La situazione di Yamaha ha reso più evidente l’importanza di figure come Fabiano Sterlacchini, che ha contribuito al progresso di Aprilia. Le voci su un suo possibile arrivo a Yamaha sono aumentate, ma non sono confermate. Quartararo ha espresso la sua preoccupazione per il ritardo tecnologico del team, che non ha seguito l’evoluzione del MotoGP come gli altri costruttori. La M1, a suo parere, non si è evoluta come gli altri costruttori. Il pilota ha concluso con un’immagine forte: mentre i concorrenti costruiscono «fusées» e «chars d’assaut», Yamaha sembra ancora appartenere al passato.

La critica di Quartararo non si limita a una semplice lamentazione, ma rappresenta un’analisi approfondita del ritardo tecnologico del team giapponese. La M1, a suo parere, non si è evoluta come gli altri costruttori. Il pilota ha sottolineato che la mancanza di potenza ha bloccato l’aerodinamica, rendendo difficile l’adozione di soluzioni più aggressive. La M1, a suo parere, non si è evoluta come gli altri costruttori. La situazione di Yamaha ha reso più evidente l’importanza di figure come Fabiano Sterlacchini, che ha contribuito al progresso di Aprilia. Le voci su un suo possibile arrivo a Yamaha sono aumentate, ma non sono confermate.

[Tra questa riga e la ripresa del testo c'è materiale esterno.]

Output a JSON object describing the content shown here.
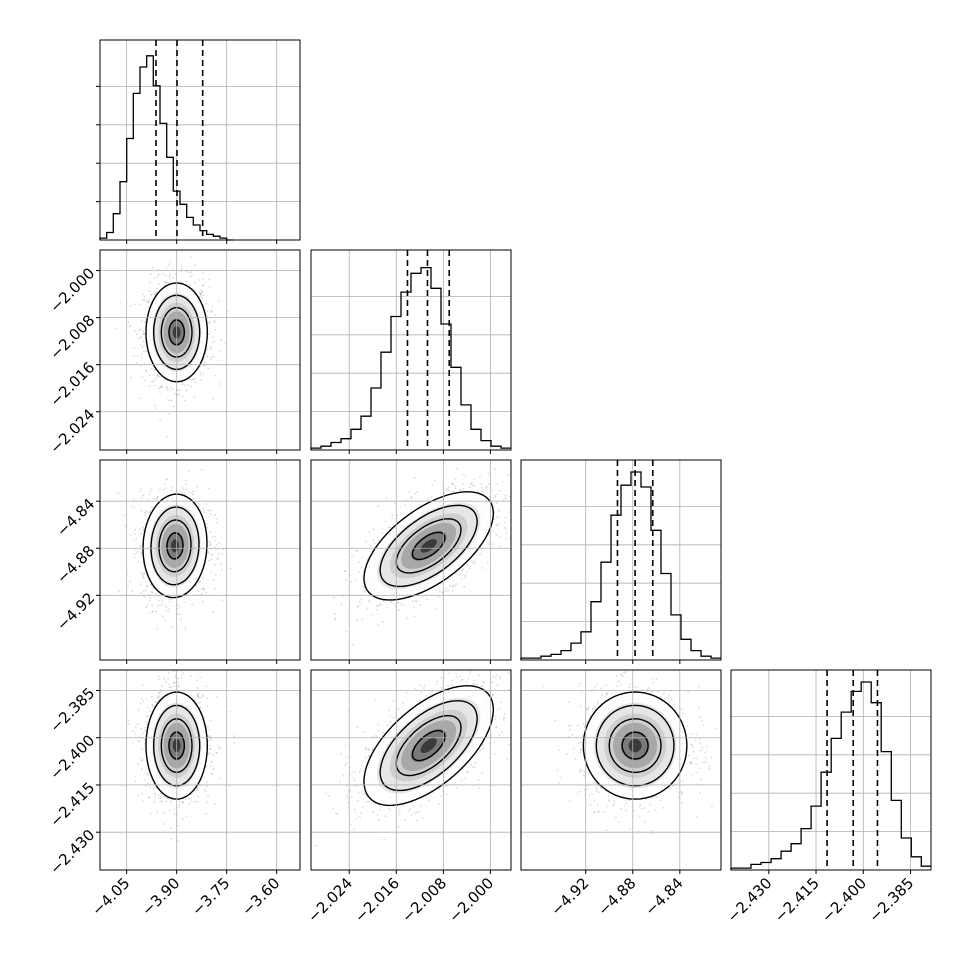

Quartararo ha espresso la sua preoccupazione per il ritardo tecnologico del team, che non ha seguito l’evoluzione del MotoGP come gli altri costruttori. La M1, a suo parere, non si è evoluta come gli altri costruttori. Il pilota ha concluso con un’immagine forte: mentre i concorrenti costruiscono «fusées» e «chars d’assaut», Yamaha sembra ancora appartenere al passato. La critica di Quartararo non si limita a una semplice lamentazione, ma rappresenta un’analisi approfondita del ritardo tecnologico del team giapponese.